Gunman shot dead after killing 2 in French supermarket
Paris : A gunman was shot dead after killing at least two people in a hostage situation at a supermarket in a southern French town on Friday in what officials treated as “an act of terror”.
The incident unfolded in the morning at a Super U supermarket in Trebes town where the attacker opened fire and held several people hostage. Police stormed into the supermarket leading to a standoff that lasted about three hours, CNN reported.
Reports said the gunman, who pledged allegiance to the Islamic State terror group, killed two hostages before he was shot dead by the police. “The hostage-taker has been shot down,” Interior Minister Gérard Collomb said on his Twitter account.

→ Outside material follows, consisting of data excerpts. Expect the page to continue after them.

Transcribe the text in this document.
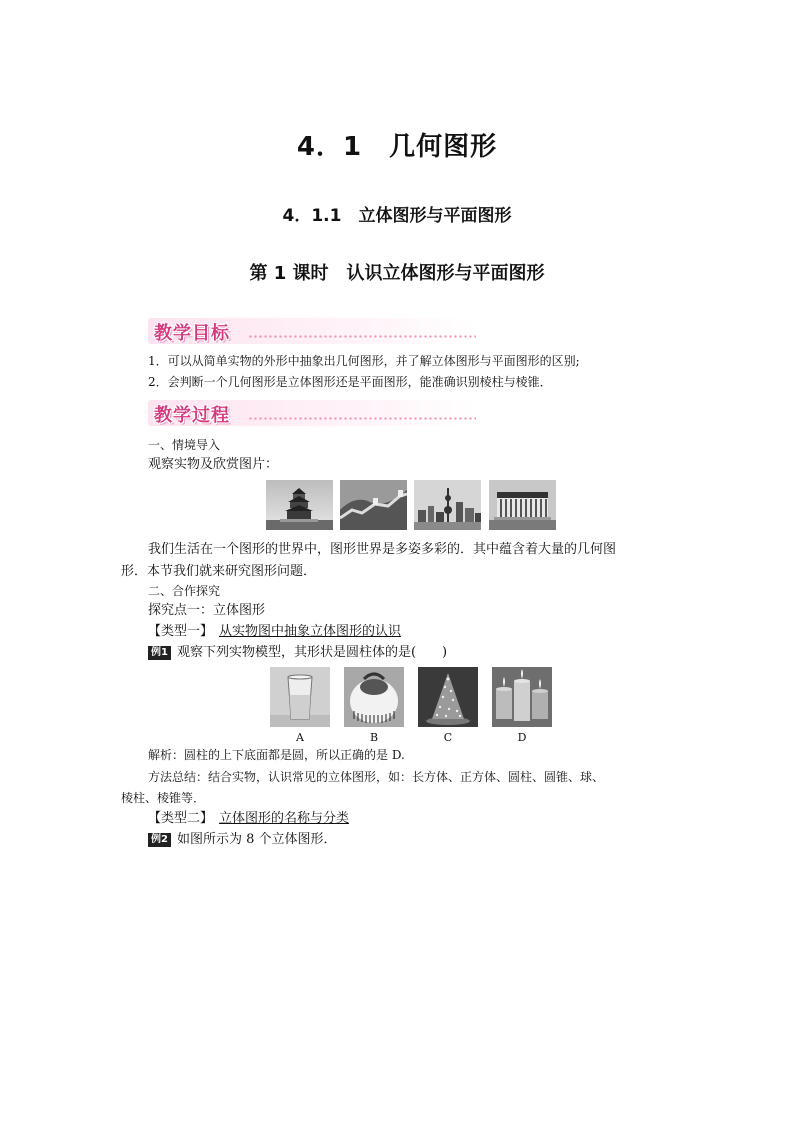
4．1　几何图形
4．1.1　立体图形与平面图形
第 1 课时　认识立体图形与平面图形
教学目标
1．可以从简单实物的外形中抽象出几何图形，并了解立体图形与平面图形的区别;
2．会判断一个几何图形是立体图形还是平面图形，能准确识别棱柱与棱锥．
教学过程
一、情境导入
观察实物及欣赏图片：
我们生活在一个图形的世界中，图形世界是多姿多彩的．其中蕴含着大量的几何图
形．本节我们就来研究图形问题．
二、合作探究
探究点一：立体图形
【类型一】 从实物图中抽象立体图形的认识
例1 观察下列实物模型，其形状是圆柱体的是(　　)
A	B	C	D
解析：圆柱的上下底面都是圆，所以正确的是 D.
方法总结：结合实物，认识常见的立体图形，如：长方体、正方体、圆柱、圆锥、球、
棱柱、棱锥等．
【类型二】 立体图形的名称与分类
例2 如图所示为 8 个立体图形．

Later in a press conference, Collomb identified the alleged assailant as a 26-year-old common criminal and small-time drug dealer.
Earlier in the day the same man had shot at a group of police officers in city of Carcassonne, injuring one.
The gunman, believed to be a Moroccan and reportedly known to French intelligence services, was said to be heavily armed and asked for the release of Salah Abdeslam, the key surviving suspect in the 2015 Paris attacks which killed 130 people.
French Prime Minister Edouard Philippe said on Twitter that all information about the supermarket attack pointed to “an act of terror”. The Paris prosecutor’s office said it was opening an investigation into a “terrorist act”, as well as murder and attempted murder.
French President Emmanuel Macron, who was in Brussels at an EU leaders’ summit, described the hostage incident as a “terror attack” and said he would return to the country promptly.
“Everything leads us to believe that it is indeed a terror attack which is, as I said, still ongoing. The police … intervened in a very coordinated manner after what was first an attack against police officers,” Macron said at a press conference alongside German Chancellor Angela Merkel.
France has been hit with several deadly terror attacks since 2015 and has been on high alert since. A state of Emergency put in place after the 2015 attacks in Paris was lifted in October.